As is clear from the above, a variety of polyester films play a key role in various components of LC displays as well as other display types. In most embodiments, these films have a passive function serving mostly as substrates or superstrates for various functional layers. However, in some cases, e.g. reflective polarizers, the polyester layer is actively involved in the optical function of the film.

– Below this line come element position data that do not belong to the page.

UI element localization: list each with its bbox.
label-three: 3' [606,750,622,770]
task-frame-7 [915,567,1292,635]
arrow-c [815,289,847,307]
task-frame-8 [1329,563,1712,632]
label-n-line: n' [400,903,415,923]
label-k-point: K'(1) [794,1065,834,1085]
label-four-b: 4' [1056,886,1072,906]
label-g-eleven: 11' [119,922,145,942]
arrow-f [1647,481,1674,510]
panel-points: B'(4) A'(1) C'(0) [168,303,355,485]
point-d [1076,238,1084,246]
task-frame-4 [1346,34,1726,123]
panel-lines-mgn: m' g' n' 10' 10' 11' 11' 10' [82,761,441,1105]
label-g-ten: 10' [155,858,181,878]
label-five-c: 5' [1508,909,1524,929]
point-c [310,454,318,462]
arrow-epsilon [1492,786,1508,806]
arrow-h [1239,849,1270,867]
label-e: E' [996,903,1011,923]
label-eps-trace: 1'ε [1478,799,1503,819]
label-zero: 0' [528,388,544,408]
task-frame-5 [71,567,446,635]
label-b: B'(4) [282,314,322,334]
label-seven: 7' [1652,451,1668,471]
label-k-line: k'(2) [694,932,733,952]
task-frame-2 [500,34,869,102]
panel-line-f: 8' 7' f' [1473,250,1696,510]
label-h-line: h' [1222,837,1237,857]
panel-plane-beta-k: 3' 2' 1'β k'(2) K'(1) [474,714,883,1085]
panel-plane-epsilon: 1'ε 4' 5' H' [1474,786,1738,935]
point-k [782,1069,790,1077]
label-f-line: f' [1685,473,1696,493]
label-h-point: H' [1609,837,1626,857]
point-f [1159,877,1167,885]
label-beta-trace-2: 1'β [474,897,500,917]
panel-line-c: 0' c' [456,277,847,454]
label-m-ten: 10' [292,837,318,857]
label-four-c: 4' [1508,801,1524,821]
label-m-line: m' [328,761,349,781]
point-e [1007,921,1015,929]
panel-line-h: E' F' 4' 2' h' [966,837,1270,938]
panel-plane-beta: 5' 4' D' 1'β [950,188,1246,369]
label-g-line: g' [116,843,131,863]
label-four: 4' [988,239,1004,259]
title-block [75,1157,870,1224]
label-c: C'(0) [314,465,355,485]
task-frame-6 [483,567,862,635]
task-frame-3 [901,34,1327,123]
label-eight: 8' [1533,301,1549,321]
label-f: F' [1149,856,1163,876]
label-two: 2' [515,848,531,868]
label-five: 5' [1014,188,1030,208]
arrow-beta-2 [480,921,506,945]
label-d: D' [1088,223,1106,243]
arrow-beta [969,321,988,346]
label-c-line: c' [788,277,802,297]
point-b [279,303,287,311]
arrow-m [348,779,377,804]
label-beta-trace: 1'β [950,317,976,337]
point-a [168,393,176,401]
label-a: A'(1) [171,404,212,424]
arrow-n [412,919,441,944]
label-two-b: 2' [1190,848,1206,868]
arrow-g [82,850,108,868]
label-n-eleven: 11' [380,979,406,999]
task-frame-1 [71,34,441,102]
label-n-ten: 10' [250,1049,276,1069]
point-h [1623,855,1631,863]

Polyester film technology is an important component of many established and emerging technologies, including display, microelectronics, photovoltaics, and biomedical. The most prominent examples of film polyesters are PET and PEN, but other synthetic polyester material combinations, e.g. various copolyesters, miscible polyester blends, or polyester composites, can also be used in this space. The main attraction of polyester films is a unique combination of low cost and outstanding physical and mechanical properties, some of which can be attained by a judicious film processing methodology. Indeed, through optimization and control of the tenter‐frame process, most commonly used for the manufacturing of biaxially oriented polyester films, it is possible to adjust and optimize the properties of the biaxially stretched film for its intended application. In particular, changes in stretch ratio, stretch temperature, and heat‐set temperature can have a profound impact on the microstructure and crystalline morphology of the stretched film and thereby on its overall physical performance. The bulk and surface properties of biaxially stretched polyester films can also be modified and adjusted by copolymerization, miscible and immiscible blending with various value‐added components, coextrusion, and coating.